Thursday, September 1, 2016

How does weather (hot, cold, rain) foreshadow events that are going to happen in the future in The Great Gatsby by F. Scott Fitzgerald?

The weather is often reflective of the emotional tone of the narrative in The Great Gatsby.

  • In Chapter One, Nick describes his..."familiar conviction that life was beginning over again with the summer," and, in a sense it does as he is introduced to the wealthy Buchanans and Jay Gatsby. When Nick approaches the Buchanan mansion, "on a warm, windy evening," he meets Daisy and Tom Buchanan and Jordan Baker, people whose miens seem artificial. There is a breeze sweeping through the Buchanan mansion as Daisy and Jordan recline upon white couches, in poses that remind one of the Muses. As the evening progresses, Nick begins to be swept away by the breezes of wealth, and he is seduced by the life of the rich and the person of Jordan Baker. 
    After Nick returns home, he pulls into his garage and notices that "the wind had blown off," the illusion is gone. But, he notices Mr. Gatsby out on his lawn under the "silver pepper of the stars." He stares at the green light at the end of Daisy's pier.

  • In Chapter Four as Nick and Gatsby ride in his gorgeous car across the bridge to the city, "with the sunlight through the girders making a constant flicker upon the moving cars," Nick exults in "the mystery and the beauty of the world."

  • In Chapter Five, it rains on the day that Gatsby reunites with Daisy, and their reunion is rather strained and tinged with a certain melancholy. As Nick leaves, Gatsby's shows a "faint doubt ...as to the quality of his present happiness."

  • In Chapter Six, at Gatsby's party, Nick watches some of Gatsby's guests at the party and through "a pale thin ray of moonlight" between a director and his star, Nick notices the man stoop and kiss at the cheek of the actress, an act of little meaning, just as the beam of moonlight is temporal.

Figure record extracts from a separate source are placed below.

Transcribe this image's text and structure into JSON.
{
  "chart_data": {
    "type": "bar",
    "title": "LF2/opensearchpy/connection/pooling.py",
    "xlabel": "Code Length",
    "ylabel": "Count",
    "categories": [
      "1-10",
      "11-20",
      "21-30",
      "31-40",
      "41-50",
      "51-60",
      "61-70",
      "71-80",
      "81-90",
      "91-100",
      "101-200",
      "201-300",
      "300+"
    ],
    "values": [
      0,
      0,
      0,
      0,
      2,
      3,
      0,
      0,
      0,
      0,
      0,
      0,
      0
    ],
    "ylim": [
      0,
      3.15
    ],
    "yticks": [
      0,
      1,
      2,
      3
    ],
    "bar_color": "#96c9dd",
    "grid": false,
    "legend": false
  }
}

  • In Chapter Seven, when Gatsby confronts Tom with Daisy's love for him, it is the hottest day of the summer: the weather "was broiling" and the room "was large and stifling." And, as the tension rises, the descriptions of the heat reflect this tension:


From the ballroom beneath, muffled and suffocating chords were drifting up on hot waves of air.



  • Afterwards as they leave, Nick comments that "we drove on toward death through the cooling twilight."

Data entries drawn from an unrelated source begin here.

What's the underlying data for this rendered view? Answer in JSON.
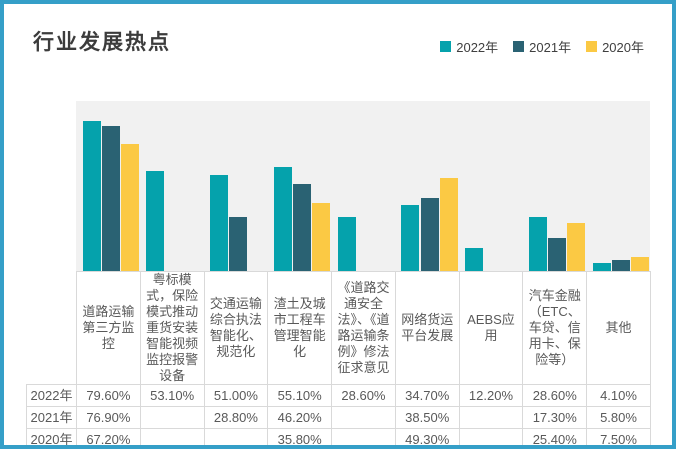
{
  "title": "行业发展热点",
  "colors": {
    "frame_border": "#359FC8",
    "plot_background": "#F1F1F1",
    "series_2022": "#05A2AC",
    "series_2021": "#2A6273",
    "series_2020": "#FBC944",
    "table_border": "#D9D9D9",
    "table_text": "#595959",
    "title_text": "#3C3C3C"
  },
  "legend": [
    {
      "label": "2022年",
      "color": "#05A2AC"
    },
    {
      "label": "2021年",
      "color": "#2A6273"
    },
    {
      "label": "2020年",
      "color": "#FBC944"
    }
  ],
  "chart_data": {
    "type": "bar",
    "title": "行业发展热点",
    "xlabel": "",
    "ylabel": "",
    "ylim": [
      0,
      90
    ],
    "grid": false,
    "legend_position": "top-right",
    "value_unit": "percent",
    "categories": [
      "道路运输第三方监控",
      "粤标模式，保险模式推动重货安装智能视频监控报警设备",
      "交通运输综合执法智能化、规范化",
      "渣土及城市工程车管理智能化",
      "《道路交通安全法》、《道路运输条例》修法征求意见",
      "网络货运平台发展",
      "AEBS应用",
      "汽车金融（ETC、车贷、信用卡、保险等）",
      "其他"
    ],
    "series": [
      {
        "name": "2022年",
        "color": "#05A2AC",
        "values": [
          79.6,
          53.1,
          51.0,
          55.1,
          28.6,
          34.7,
          12.2,
          28.6,
          4.1
        ]
      },
      {
        "name": "2021年",
        "color": "#2A6273",
        "values": [
          76.9,
          null,
          28.8,
          46.2,
          null,
          38.5,
          null,
          17.3,
          5.8
        ]
      },
      {
        "name": "2020年",
        "color": "#FBC944",
        "values": [
          67.2,
          null,
          null,
          35.8,
          null,
          49.3,
          null,
          25.4,
          7.5
        ]
      }
    ],
    "table": {
      "corner_label": "",
      "row_labels": [
        "2022年",
        "2021年",
        "2020年"
      ],
      "cells": [
        [
          "79.60%",
          "53.10%",
          "51.00%",
          "55.10%",
          "28.60%",
          "34.70%",
          "12.20%",
          "28.60%",
          "4.10%"
        ],
        [
          "76.90%",
          "",
          "28.80%",
          "46.20%",
          "",
          "38.50%",
          "",
          "17.30%",
          "5.80%"
        ],
        [
          "67.20%",
          "",
          "",
          "35.80%",
          "",
          "49.30%",
          "",
          "25.40%",
          "7.50%"
        ]
      ]
    }
  }
}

  • Also in this chapter, Gatsby stands outside the Buchanan house, keeping vigil in the night to be sure that Tom does not hurt Daisy, but he is really "watching over nothing." The night signifies the end of Daisy's relationship with Gatsby.

  • In Chapter 8, there is an unreality to the dawn as the "grey turning, gold turning light" on a tree causes the shadow to make the "ghostly birds" sing among "blue leaves."

  • It is the beginning of autumn in this chapter and Gatsby decides to use the pool, perhaps the retain yet some of summer, stopping time and perhaps revitalizing his relationship with Daisy. But, Wilson "nod[s] into the twilight" and kills Gatsby.